2016 Low-water Season Ends
The GM writes to Consumer Associations
«Dear Chairpersons and Partners,
I wish to inform you that since last 20 June, we have shut down once and for all the Mape dam after that of Bamendjin, a few weeks earlier. The Sanaga intermediary catchment flow has exceeded the 920m3/s mark, thereby putting an end to flow rate regulation. Meanwhile, the contributions of Djerem at Mbakaou have equally exceeded the current stilling flow rate (350m3/s).
Thus, the low water period is considered ended on the South Interconnected Grid (SIG). Despite the 7 to 8% increase in demand (which translates into an additional need of 75 to 100 MW capacity per year) the supply/demand equilibrium has been maintained since the beginning of the year thanks to the combination of the following factors:
- The partial commissioning of the Lom Pangar dam, which made it possible, since the beginning of the low-water period in December 2015, for the Sanaga regulated flow to reach an average of 920 m3/second. In 2015, between May and June, the flow fluctuated between 500 and 600 m3/second. This year’s flow rate will enable the Songloulou and Edea power plants to generate about two times more energy than during the same period last year.
- Projects executed in the power plants aimed at increasing the availability of units (from 89.01% to 91.34% for hydro and from 52.35% to 66.26% for thermal). These efforts altogether generated additional 40 MW (+ 13 MW at the Limbe plant + 6MW at the Oyomabang plant + 20MW at the Edea plant and over 5 MW at the Bafoussam plant).
- Removal of Alucam: our customer has agreed to not consume 60MW out of the 190MW contractually expected from Eneo. A contribution that affords further flexibility to the system and guaranties capacity reserves.
It should be noted that during the 2015 low-water period, the power system witnessed 21 days of power outage during which blackouts affected customers’ activities.

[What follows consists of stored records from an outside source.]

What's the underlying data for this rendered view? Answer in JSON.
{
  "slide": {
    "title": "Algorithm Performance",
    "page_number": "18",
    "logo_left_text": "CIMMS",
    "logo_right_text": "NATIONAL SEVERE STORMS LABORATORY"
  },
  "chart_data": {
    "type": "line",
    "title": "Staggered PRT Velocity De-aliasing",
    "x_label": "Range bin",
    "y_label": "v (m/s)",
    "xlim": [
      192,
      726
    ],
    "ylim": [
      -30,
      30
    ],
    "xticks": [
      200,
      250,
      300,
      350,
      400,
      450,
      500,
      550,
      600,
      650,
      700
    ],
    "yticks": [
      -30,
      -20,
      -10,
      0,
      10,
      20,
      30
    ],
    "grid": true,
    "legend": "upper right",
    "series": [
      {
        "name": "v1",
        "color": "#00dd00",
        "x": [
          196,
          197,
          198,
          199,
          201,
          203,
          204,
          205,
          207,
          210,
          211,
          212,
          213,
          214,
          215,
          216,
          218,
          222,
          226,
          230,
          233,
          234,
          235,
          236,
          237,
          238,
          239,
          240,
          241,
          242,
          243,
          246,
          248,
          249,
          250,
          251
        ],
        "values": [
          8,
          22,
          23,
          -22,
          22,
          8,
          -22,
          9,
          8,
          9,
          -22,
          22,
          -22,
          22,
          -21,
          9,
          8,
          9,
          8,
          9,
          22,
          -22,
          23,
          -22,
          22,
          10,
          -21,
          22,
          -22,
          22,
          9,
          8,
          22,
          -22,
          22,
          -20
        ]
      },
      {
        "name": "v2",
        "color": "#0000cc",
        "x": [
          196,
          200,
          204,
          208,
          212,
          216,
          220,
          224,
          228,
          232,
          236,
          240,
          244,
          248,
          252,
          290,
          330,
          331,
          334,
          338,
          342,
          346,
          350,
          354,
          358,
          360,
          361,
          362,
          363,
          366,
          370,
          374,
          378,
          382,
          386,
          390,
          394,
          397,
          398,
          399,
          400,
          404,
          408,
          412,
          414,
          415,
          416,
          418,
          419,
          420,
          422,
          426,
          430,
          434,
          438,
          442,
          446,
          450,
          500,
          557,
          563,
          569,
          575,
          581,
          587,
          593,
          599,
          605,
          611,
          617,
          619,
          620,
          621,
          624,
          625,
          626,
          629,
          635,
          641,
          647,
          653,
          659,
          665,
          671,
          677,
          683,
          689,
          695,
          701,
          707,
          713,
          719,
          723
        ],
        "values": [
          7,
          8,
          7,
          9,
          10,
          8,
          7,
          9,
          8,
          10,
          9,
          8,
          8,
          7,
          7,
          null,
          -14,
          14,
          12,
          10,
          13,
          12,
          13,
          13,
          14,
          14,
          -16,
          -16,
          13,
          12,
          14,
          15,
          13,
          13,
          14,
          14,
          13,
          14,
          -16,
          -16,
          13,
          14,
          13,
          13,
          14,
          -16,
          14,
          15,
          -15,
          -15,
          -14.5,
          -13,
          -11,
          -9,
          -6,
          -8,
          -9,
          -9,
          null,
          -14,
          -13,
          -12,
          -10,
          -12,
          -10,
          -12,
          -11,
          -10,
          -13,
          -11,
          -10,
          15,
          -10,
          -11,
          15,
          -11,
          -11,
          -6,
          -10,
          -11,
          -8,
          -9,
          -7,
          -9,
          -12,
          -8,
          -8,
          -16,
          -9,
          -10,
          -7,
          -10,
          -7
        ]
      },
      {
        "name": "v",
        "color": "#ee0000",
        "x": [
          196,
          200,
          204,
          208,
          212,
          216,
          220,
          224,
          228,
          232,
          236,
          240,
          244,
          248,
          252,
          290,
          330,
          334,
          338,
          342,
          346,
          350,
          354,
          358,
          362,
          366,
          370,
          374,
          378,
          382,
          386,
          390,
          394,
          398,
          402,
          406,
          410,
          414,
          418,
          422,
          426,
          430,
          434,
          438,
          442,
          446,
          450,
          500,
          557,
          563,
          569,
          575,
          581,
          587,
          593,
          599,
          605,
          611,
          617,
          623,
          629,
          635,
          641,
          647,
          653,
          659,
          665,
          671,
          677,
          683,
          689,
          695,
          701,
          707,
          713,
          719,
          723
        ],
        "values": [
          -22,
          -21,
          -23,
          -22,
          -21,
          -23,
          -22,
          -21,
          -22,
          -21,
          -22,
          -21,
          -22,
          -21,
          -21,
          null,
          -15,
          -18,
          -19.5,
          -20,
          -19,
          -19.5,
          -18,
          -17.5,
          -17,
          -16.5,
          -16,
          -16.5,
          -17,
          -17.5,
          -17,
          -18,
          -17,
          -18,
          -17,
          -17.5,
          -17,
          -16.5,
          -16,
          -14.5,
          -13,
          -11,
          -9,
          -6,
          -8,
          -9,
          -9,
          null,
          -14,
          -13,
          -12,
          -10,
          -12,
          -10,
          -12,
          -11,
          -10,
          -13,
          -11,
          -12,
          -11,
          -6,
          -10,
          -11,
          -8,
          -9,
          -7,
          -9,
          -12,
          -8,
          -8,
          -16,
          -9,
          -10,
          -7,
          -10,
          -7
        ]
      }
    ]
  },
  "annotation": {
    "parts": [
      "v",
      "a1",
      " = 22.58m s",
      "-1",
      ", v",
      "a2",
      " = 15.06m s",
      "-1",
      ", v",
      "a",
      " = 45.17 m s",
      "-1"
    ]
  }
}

Meanwhile, some localities are still experiencing power outages here and there due to incidents or planned work on the transmission and distribution networks. Most incidents are caused by the quality of wood poles, bad weather, vandalism, and overloaded transformers, which are in turn due to fraud or an ever-increasing demand. A network modernization plan needs to be initiated in order to resolve such incidents.”